A dispersion of hollow silicon oxide particles in isopropyl alcohol was added to 360 g of a dispersion of chain-like silicon oxide particles in methanol in such a manner that the ratio by mass of the chain-like silicon oxide particles to the hollow silicon oxide particles was 9:1. Methanol and isopropyl alcohol were distilled off under heating while 1-propoxy-2-propanol was added thereto. Methanol and isopropyl alcohol were distilled off until the solid content concentration reached 30.0% by mass to prepare 200 g of a 1P2P solvent-substituted liquid containing the silicon oxide particles (hereinafter, referred to as a “solvent-substituted liquid 16”). As the dispersion of the chain-like silicon oxide particles in methanol, MA-ST-UP (particle diameter: 40 nm, solid content concentration: 20%) available from Nissan Chemical Industries, Ltd. was used. As the dispersion of the hollow silicon oxide particles in isopropyl alcohol, Thrulya 4110 (average particle diameter: about 60 nm, shell thickness: about 10 nm, solid content concentration: 20.5% by mass) available from JGC Catalysts and Chemicals Ltd. was used.

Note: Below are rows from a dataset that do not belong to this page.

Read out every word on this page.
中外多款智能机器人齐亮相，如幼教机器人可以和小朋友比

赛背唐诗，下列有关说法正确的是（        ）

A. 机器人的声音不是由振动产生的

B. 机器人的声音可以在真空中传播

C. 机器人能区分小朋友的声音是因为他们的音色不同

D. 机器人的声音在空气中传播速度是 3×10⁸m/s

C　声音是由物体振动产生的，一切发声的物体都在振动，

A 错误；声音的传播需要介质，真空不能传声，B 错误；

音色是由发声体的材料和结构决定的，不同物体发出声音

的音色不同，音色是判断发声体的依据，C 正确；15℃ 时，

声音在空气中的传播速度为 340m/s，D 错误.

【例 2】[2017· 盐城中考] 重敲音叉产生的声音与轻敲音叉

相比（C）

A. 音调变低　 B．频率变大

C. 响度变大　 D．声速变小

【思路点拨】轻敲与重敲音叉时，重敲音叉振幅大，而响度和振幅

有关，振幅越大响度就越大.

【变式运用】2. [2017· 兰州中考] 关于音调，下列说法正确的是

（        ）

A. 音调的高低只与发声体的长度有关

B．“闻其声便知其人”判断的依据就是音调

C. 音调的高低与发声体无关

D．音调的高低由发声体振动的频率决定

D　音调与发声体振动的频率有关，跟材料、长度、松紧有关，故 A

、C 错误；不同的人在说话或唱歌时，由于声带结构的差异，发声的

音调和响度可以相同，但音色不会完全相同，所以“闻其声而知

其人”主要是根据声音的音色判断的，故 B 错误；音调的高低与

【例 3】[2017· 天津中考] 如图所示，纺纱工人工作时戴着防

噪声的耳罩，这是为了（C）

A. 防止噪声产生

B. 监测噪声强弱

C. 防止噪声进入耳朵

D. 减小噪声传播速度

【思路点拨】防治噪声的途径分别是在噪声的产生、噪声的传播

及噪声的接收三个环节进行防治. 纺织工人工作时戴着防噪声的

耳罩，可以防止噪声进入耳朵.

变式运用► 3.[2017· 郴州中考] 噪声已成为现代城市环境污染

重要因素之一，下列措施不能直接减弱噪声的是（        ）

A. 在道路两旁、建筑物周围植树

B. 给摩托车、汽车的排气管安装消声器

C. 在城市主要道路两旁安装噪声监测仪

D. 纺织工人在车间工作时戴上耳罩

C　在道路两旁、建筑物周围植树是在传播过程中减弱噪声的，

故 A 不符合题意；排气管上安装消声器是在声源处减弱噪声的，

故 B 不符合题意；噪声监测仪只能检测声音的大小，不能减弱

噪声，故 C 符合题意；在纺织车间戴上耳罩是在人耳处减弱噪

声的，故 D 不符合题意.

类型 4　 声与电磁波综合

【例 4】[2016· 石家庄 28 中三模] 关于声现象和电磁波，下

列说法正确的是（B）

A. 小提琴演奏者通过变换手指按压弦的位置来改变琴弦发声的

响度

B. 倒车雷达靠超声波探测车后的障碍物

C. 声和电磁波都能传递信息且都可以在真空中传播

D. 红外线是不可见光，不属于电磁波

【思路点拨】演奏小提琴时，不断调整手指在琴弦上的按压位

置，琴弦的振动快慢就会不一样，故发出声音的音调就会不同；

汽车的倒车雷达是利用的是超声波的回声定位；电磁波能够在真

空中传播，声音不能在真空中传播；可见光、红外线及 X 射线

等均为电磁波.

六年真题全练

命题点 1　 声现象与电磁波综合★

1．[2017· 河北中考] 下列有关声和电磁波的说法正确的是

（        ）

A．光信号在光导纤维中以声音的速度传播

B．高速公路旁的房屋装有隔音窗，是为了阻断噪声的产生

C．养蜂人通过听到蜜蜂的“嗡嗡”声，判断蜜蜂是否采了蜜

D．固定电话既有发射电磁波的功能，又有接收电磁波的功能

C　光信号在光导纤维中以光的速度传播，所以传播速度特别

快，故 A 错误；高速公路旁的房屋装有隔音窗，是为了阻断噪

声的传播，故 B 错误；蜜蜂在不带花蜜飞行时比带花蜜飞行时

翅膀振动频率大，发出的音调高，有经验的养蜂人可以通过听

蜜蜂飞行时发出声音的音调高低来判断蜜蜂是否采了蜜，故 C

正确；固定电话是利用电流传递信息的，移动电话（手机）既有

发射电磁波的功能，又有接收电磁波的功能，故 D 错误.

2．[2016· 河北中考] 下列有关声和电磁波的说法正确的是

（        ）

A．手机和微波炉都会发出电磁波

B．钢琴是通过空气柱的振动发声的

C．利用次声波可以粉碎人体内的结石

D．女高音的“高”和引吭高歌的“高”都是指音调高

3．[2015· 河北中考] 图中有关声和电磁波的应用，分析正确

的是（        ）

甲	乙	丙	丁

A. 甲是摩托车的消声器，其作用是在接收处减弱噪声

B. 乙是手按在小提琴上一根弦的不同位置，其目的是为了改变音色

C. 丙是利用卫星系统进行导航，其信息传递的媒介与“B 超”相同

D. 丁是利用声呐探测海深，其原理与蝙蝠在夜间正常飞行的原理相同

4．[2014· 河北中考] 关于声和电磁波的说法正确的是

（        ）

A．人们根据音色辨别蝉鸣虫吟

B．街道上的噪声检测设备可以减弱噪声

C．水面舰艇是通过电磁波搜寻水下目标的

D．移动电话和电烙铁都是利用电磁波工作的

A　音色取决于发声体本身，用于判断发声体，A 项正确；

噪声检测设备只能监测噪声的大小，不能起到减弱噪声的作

The solvent-substituted liquid 16 was diluted with 3-methoxy-1-butanol so as to have a solid content concentration of 20.0% by mass. Then the silica sol 1 was added thereto in such a manner that the ratio of the silicon oxide particles to a silica sol component was 50:1. The resulting mixture was stirred at room temperature for 2 hours to prepare a coating liquid 18 containing the chain-like silicon oxide particles and the hollow silicon oxide particles.
The resulting coating liquid 18 was dropped onto a glass substrate and a silicon wafer and then formed into films with a spin coater. Each of the films was baked on a hot plate at 120° C. for 5 minutes to produce an article including a porous layer containing particles. The film thickness was 1.5 μm.

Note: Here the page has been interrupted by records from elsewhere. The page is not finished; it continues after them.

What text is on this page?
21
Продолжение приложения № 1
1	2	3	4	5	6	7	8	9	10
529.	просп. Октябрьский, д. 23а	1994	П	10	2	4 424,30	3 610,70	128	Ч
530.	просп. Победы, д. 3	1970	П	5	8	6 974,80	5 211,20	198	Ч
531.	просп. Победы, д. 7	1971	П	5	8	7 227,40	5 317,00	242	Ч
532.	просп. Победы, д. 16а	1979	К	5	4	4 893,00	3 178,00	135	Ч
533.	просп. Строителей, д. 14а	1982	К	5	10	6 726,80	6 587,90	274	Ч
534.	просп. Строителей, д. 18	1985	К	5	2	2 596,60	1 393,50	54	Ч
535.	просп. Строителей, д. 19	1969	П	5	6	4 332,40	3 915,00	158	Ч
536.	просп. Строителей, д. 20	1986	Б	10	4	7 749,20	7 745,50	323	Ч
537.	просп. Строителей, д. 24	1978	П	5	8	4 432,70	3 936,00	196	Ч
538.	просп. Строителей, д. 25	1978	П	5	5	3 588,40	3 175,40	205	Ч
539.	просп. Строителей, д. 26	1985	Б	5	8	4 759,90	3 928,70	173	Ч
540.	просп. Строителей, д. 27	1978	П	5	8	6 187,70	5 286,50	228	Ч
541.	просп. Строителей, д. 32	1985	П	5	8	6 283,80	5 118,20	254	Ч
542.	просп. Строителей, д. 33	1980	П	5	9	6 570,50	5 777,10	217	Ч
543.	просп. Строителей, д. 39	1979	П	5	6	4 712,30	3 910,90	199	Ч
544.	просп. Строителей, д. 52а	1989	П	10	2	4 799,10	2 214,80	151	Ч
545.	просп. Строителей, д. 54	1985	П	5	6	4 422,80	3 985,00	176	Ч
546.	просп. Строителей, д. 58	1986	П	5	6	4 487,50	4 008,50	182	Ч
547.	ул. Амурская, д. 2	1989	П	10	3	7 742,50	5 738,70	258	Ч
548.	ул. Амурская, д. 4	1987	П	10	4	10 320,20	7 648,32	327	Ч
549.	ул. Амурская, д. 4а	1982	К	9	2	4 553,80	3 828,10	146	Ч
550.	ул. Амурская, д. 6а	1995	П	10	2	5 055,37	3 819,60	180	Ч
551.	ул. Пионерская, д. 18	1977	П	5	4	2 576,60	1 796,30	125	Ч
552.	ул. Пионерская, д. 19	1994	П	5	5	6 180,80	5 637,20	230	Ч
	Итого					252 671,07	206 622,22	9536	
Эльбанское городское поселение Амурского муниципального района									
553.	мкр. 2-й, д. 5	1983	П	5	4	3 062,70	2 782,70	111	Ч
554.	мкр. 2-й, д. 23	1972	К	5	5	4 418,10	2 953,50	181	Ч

Isopropyl alcohol was distilled off under heating from 440 g of a dispersion of hollow silicon oxide particles in isopropyl alcohol while 1-propoxy-2-propanol was added to the dispersion. Isopropyl alcohol was distilled off until the solid content concentration reached 30.0% by mass to prepare 300 g of a 1P2P solvent-substituted liquid containing the silicon oxide particles (hereinafter, referred to as a “solvent-substituted liquid 17”). As the dispersion of the hollow silicon oxide particles in isopropyl alcohol, Thrulya 4110 (average particle diameter: about 60 nm, shell thickness: about 10 nm, solid content concentration: 20.5% by mass) available from JGC Catalysts and Chemicals Ltd. was used.
The solvent-substituted liquid 17 was diluted with ethyl lactate so as to have a solid content concentration of 20.0% by mass. Then the silica sol 1 was added thereto in such a manner that the ratio of the silicon oxide particles to a silica sol component was 100:1. The resulting mixture was stirred at room temperature for 2 hours to prepare a coating liquid 19 containing the hollow silicon oxide particles.

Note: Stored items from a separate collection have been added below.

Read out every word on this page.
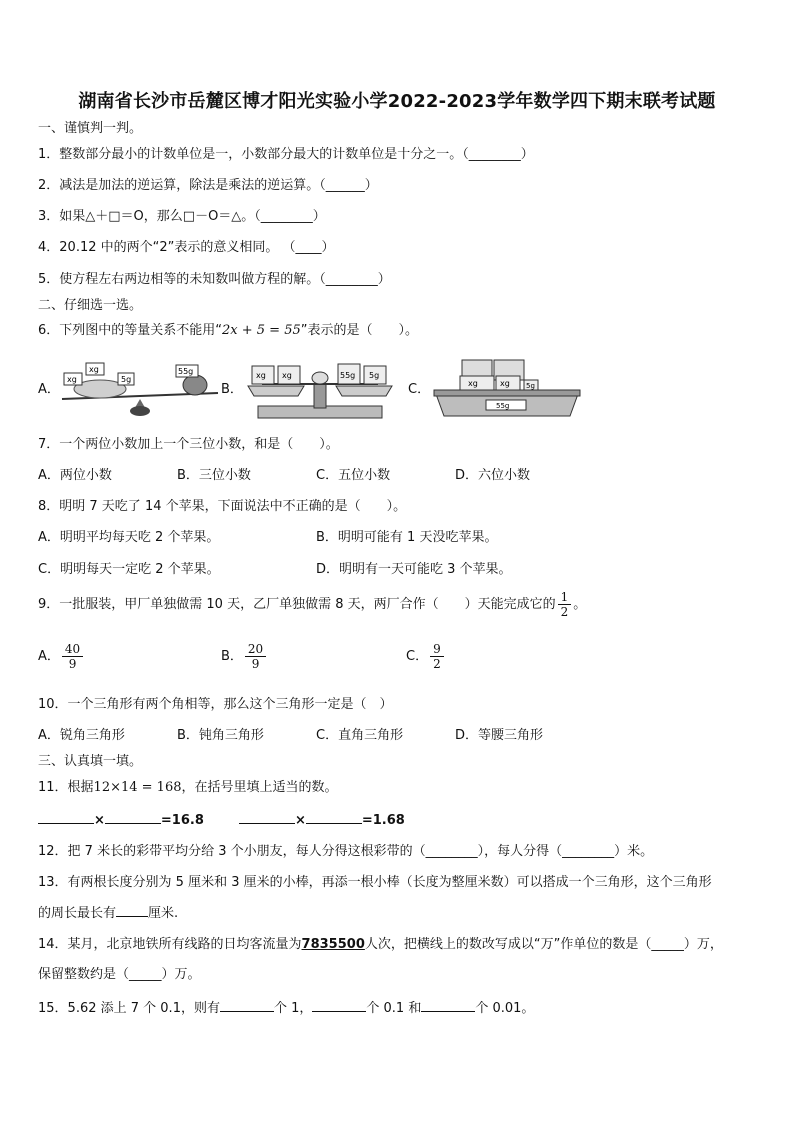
湖南省长沙市岳麓区博才阳光实验小学2022-2023学年数学四下期末联考试题
一、谨慎判一判。
1．整数部分最小的计数单位是一，小数部分最大的计数单位是十分之一。（________）
2．减法是加法的逆运算，除法是乘法的逆运算。（______）
3．如果△＋□＝O，那么□－O＝△。（________）
4．20.12 中的两个“2”表示的意义相同。 （____）
5．使方程左右两边相等的未知数叫做方程的解。（________）
二、仔细选一选。
6．下列图中的等量关系不能用“2x + 5 = 55”表示的是（　　）。
A．
xg
xg
5g
55g
B．
xg xg	55g 5g
C．
55g
xg	xg 5g
7．一个两位小数加上一个三位小数，和是（　　）。
A．两位小数	B．三位小数	C．五位小数	D．六位小数
8．明明 7 天吃了 14 个苹果，下面说法中不正确的是（　　）。
A．明明平均每天吃 2 个苹果。	B．明明可能有 1 天没吃苹果。
C．明明每天一定吃 2 个苹果。	D．明明有一天可能吃 3 个苹果。
9．一批服装，甲厂单独做需 10 天，乙厂单独做需 8 天，两厂合作（　　）天能完成它的 $\frac{1}{2}$ 。
A． $\frac{40}{9}$	B． $\frac{20}{9}$	C． $\frac{9}{2}$
10．一个三角形有两个角相等，那么这个三角形一定是（　）
A．锐角三角形	B．钝角三角形	C．直角三角形	D．等腰三角形
三、认真填一填。
11．根据12×14 = 168，在括号里填上适当的数。
×	=16.8	×	=1.68
12．把 7 米长的彩带平均分给 3 个小朋友，每人分得这根彩带的（________），每人分得（________）米。
13．有两根长度分别为 5 厘米和 3 厘米的小棒，再添一根小棒（长度为整厘米数）可以搭成一个三角形，这个三角形
的周长最长有 厘米.
14．某月，北京地铁所有线路的日均客流量为7835500人次，把横线上的数改写成以“万”作单位的数是（_____）万，
保留整数约是（_____）万。
15．5.62 添上 7 个 0.1，则有	个 1，	个 0.1 和	个 0.01。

The resulting coating liquid 19 was dropped onto a glass substrate and a silicon wafer and then formed into films with a spin coater. Each of the films was baked on a hot plate at 120° C. for 5 minutes to produce an article including a porous layer containing particles. The film thickness was 1.4 μm.
Isopropyl alcohol was distilled off under heating from 400 g of a dispersion of chain-like silicon oxide particles in isopropyl alcohol (IPA-ST-UP, available from Nissan Chemical Industries, Ltd., particle diameter: 40 nm, solid content concentration: 15%) while 1-propoxy-2-propanol was added to the dispersion. Isopropyl alcohol was distilled off until the solid content concentration reached 30.0% by mass to prepare 200 g of a 1P2P solvent-substituted liquid containing the silicon oxide particles (hereinafter, referred to as a “solvent-substituted liquid 18”).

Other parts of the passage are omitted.